Ils n’avaient guère eu le temps de se voir en effet. Les routes n’étaient pas sûres la nuit et il ne fallait pas qu’il s’attarde. Mélanie buvait tranquillement son thé, répondant à peine à ses questions. Si elle était contente ?… Oui bien sûr. Si le temps ne lui paraissait pas trop long ?… Mais non, voyons ! Elle grelottait légèrement et on sentait l’odeur de sel qui imprégnait sa peau.

- Ne ressors pas, ma chérie. Je ne veux pas que tu prennes froid. Je ne pourrai pas revenir avant dimanche prochain. Avec tout le travail qu’il y a en ce moment… Mais j’aurai des nouvelles par ton frère. Il m’a dit qu’il viendrait souvent vous voir. Si tu as quelque chose à me faire dire, tu pourras passer par lui.

Elle ne l’écoutait pas, elle attendait qu’il s’en aille. Après l’avoir embrassée sur le front il était ressorti dans la nuit suivi de Rosalie pressée de le remettre dans sa voiture. Une lune parfaitement ronde se reflétait sur la Versailles.

- Dites-moi, mère (c’est ainsi qu’il l’appelait maintenant), vous ne trouvez pas que Mélanie est un peu bizarre en ce moment ?

- Mais non, voyons.
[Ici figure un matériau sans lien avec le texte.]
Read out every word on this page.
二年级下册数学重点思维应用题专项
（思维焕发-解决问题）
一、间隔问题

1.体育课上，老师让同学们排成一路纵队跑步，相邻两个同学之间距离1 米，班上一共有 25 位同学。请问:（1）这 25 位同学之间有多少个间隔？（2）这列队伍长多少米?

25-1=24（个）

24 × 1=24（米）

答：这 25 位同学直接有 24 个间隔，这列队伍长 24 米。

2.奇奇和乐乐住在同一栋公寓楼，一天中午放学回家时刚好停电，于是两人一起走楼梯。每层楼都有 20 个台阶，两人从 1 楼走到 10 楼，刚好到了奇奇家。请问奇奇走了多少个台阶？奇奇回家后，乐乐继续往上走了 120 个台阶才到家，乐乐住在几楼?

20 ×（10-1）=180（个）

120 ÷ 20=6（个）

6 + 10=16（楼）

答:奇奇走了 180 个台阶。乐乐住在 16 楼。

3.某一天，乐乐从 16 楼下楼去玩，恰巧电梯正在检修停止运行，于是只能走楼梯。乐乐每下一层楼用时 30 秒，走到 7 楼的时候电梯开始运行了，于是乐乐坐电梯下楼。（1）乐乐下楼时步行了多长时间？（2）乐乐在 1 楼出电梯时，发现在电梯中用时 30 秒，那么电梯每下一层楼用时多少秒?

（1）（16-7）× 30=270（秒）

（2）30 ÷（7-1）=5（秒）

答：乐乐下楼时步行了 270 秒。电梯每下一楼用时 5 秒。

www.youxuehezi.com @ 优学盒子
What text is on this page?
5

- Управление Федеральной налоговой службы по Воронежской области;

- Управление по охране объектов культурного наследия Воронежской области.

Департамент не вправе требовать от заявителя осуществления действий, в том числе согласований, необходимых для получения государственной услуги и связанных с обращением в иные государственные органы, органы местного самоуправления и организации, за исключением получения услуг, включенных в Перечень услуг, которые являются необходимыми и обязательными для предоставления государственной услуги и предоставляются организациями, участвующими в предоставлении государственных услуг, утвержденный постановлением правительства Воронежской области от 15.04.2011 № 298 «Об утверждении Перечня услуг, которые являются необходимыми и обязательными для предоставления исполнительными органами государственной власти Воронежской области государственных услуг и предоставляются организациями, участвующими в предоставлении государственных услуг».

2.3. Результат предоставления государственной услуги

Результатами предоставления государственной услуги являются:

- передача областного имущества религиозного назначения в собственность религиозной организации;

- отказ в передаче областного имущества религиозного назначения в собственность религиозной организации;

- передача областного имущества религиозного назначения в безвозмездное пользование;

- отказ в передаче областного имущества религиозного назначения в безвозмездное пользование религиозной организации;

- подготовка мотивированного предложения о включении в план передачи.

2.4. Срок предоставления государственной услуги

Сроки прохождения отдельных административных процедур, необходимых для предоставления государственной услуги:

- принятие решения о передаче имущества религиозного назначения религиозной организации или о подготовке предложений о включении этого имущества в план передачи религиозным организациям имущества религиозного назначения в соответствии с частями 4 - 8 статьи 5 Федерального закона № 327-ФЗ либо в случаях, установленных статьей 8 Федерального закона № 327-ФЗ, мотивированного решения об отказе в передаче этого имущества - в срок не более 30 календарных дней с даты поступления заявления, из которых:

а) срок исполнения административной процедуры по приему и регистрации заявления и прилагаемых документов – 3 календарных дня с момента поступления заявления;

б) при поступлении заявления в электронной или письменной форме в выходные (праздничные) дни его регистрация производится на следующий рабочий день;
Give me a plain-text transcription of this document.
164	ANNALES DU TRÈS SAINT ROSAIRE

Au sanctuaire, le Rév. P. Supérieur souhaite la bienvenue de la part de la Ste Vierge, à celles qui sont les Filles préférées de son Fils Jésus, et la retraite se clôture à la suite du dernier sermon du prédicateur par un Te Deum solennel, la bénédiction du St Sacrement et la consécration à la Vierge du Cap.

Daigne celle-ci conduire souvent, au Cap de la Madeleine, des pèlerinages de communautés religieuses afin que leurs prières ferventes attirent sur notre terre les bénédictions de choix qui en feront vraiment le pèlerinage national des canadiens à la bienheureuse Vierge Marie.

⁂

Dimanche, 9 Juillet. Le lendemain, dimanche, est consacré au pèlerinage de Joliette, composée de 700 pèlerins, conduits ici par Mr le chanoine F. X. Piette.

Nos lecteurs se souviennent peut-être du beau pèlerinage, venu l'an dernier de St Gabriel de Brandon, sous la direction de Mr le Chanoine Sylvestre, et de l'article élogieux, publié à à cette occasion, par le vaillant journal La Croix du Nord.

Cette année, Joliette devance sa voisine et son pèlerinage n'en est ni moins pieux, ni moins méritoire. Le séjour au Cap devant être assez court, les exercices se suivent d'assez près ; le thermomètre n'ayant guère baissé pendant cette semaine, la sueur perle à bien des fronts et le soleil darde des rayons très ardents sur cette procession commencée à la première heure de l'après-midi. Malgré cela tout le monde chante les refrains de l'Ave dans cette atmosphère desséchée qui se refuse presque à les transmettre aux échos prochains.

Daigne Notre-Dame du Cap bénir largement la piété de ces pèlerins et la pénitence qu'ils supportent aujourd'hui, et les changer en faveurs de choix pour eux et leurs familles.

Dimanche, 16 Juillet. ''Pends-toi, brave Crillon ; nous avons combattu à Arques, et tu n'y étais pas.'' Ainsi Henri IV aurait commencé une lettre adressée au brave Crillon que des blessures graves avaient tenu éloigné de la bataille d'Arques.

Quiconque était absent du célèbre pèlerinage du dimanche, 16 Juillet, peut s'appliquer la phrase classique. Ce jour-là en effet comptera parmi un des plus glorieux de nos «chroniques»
Ne vous inquiétez pas. Je crois qu’elle est très contente d’être ici au contraire. C’est comme si elle redevenait une enfant. Je la connais bien, allez ! S’il y avait le moindre problème je vous le dirais.

Rosalie était prête à défendre sa fille becs et ongles, même si elle ne comprenait pas exactement ce qui se passait. Elle avait vu repartir son gendre avec soulagement. Désormais, il est clair qu’il était devenu le gêneur.

           Le plus curieux c’est qu’Amélie elle-même n’aurait pas su dire davantage ce qui se passait en elle. C’était un sentiment indéfinissable qui la remplissait depuis qu’elle était ici et qu’elle ne s’expliquait pas, une impression d’être présente aux choses à chaque instant de sa vie, d’être remplie. Mais de quoi ? L’impression de ne plus avoir à chercher son chemin parce qu’elle l’avait trouvé. Mais quel chemin ? et qu’avait-elle trouvé ? C’était comme une onde qui la traversait et qui faisait qu’elle avait envie de se jeter sur la moindre chose, le parfum du vent ou le jeux des reflets sur les vagues ou le cri des mouettes, avec une sorte de gourmandise, d’avidité d’enfant. C’était devenu un besoin physique de plonger dans la mer et de sentir ses chairs mordues par l’eau glacée… Ensuite elle allait s’étendre sur le sable qui avait la fraîcheur de la chair humaine et son odeur poivrée. Elle chérissait sa solitude qui ne pouvait être troublée par personne si ce n’est sa mère, qui en faisait partie pour ainsi dire, et son frère quand il venait les voir. Cet état de plénitude lui avait rendu la force de son enfance et avait ressoudé les liens qui existait entre eux. Jamais elle ne les avait tant aimés et ne s’était sentie autant aimée par eux quand elle revenait de ses longues errances et qu’elle les retrouvait à table qui l’attendaient pour manger la frita que Rosalie avait cuisinée et qui embaumait le cabanon. Gilles racontait ce qu’il avait fait la veille tout en ouvrant une bouteille de Mascara. Les deux femmes l’écoutaient ravies. Et puis on évoquait des souvenirs du passé et chacun partait se coucher en remettant la vaisselle à plus tard.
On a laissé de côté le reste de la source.